Now that we are at the boarding house Sunny is a not-Sunny. He leaves often and never takes me and pre-dawn comes back to a heavy sleep from which he can’t be woken.
“Who are you?” I whisper to his hulking form when I am sure it has reached its slumberdepths. “Tell me what you did with Sunny Jethro.”
I try to envision scenarios of what is happening, where Sunny goes when he leaves and what transpires. But it doesn’t matter to do that because I really can’t begin to imagine even a thing. It’s all just darkness when I try to think about it.
After I finish my hushed interrogation of the deadweight imposter, I pretty much just wait for the sun to come up. Sit by the radiator until I hear the downstairs coffee noises.
The woman who runs this place is always with curlers in her hair in the morning. The first morning here I stood in the shadows at the bottom of the stairs and watched her for a while, wondering how I knew I didn’t like her.
When she noticed me she recoiled.
“Oh goodness! You gave me a fright!” she said, shuffling back on her pillowed feet.
She tried to smile, but the way she looked at me was as a wild animal escaped from the zoo.
And for some reason, I bared my teeth.
Not only that, I liked doing it.
But it got us off to a bad start, and now I don’t feel like I can ask her for how many nights we’ve reserved the room. Sunny says the money is coming. It’s on its way. I don’t know from where it’s on its way and I don’t care. I just want to GO.

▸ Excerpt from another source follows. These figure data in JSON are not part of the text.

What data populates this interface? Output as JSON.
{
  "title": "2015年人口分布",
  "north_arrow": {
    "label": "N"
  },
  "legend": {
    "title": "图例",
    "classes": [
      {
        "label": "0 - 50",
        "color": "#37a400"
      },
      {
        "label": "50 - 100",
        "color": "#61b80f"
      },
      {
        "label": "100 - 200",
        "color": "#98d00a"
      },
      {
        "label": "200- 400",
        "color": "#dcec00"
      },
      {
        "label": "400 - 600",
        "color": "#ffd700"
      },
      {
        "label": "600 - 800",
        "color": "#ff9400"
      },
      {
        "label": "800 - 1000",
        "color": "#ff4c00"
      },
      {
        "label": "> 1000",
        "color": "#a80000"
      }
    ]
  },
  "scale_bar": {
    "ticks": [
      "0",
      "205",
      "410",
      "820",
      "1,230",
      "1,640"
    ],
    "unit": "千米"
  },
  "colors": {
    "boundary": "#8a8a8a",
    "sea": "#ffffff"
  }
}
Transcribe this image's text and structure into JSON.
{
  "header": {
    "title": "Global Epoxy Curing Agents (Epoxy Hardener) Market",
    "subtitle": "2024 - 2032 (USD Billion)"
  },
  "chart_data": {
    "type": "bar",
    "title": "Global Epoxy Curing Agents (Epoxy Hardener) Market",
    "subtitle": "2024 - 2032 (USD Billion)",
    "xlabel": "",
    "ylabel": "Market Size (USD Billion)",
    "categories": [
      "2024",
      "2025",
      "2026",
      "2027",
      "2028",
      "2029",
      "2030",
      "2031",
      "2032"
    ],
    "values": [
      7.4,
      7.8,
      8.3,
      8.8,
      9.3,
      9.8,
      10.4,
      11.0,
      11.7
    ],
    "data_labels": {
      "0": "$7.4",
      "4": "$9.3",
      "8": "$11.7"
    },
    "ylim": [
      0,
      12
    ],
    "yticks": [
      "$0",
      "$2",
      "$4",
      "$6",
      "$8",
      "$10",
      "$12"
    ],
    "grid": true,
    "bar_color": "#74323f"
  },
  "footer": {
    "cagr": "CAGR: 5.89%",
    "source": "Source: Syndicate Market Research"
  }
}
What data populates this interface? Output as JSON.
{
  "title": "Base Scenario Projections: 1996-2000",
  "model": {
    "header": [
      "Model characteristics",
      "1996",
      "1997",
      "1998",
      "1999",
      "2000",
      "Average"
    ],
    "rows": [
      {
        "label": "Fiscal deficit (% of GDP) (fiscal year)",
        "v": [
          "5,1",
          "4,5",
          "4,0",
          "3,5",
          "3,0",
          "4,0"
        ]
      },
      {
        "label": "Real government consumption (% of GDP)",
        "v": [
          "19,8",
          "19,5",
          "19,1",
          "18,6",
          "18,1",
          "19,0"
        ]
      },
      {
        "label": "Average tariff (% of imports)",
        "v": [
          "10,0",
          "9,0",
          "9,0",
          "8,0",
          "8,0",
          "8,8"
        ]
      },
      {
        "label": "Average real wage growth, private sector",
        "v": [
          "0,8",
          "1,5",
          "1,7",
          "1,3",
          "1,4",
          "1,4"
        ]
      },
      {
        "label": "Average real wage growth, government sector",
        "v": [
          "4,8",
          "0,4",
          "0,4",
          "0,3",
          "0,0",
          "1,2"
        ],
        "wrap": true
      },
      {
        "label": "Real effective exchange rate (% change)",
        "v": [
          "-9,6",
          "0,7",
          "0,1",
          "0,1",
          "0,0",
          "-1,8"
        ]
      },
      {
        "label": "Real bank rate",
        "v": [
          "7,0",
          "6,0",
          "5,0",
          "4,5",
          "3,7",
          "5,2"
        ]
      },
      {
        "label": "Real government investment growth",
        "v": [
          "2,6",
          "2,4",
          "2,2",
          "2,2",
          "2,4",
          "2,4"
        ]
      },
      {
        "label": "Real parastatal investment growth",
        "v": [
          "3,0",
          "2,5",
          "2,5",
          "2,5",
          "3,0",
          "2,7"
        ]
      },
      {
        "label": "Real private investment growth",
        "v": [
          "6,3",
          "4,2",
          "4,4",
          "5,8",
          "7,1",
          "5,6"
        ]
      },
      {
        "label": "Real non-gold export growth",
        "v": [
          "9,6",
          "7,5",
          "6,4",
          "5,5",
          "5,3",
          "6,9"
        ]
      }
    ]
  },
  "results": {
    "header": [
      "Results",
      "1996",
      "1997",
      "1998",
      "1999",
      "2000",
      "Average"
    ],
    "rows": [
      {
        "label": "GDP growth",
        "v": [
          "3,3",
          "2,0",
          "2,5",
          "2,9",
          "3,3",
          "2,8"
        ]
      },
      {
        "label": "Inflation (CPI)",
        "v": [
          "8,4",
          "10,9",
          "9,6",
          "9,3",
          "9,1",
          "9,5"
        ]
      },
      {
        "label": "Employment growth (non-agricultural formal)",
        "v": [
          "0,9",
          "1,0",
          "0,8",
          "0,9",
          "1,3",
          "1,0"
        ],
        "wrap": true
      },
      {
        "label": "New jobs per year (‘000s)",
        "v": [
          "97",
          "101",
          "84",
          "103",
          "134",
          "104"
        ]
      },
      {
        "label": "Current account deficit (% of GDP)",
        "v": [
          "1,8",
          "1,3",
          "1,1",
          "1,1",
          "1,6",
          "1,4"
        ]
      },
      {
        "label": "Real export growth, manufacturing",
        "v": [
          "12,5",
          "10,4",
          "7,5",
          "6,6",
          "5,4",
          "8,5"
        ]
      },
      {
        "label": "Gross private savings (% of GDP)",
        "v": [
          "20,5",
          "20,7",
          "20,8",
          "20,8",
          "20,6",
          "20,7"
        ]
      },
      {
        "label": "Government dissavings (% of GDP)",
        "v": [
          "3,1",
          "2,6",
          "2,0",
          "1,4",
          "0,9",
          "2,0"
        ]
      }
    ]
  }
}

I never know what to do with myself while I wait hours for Sunny to wake up and share a few words with me. Today I wander the town with his car keys in my pocket.
Wander to the old brick library with a sign on the front that says what days it is open, what times.
I don’t know today’s day, time. What I know is that the doors won’t open.
But there is a bin on the side for returning books through which my skinny arm fits. I pull out six books before I find one that might be okay. It’s a romance book. I can tell by the cover.
A man is unlocking the doors to the library when I head back around front, so I take the book in and lie down on the dusty floor behind the encyclopedias.
I want to be entertained, distracted. I want hours to pass without my knowing it. But I can’t get my mind to follow. I read the same page three times before I give up, get up, grab a stubby yellow library pencil and scribble in the margin, “I want Sunny Jethro back.”
Then I drop the book in the stupid fishless fish tank and head back to the boarding house.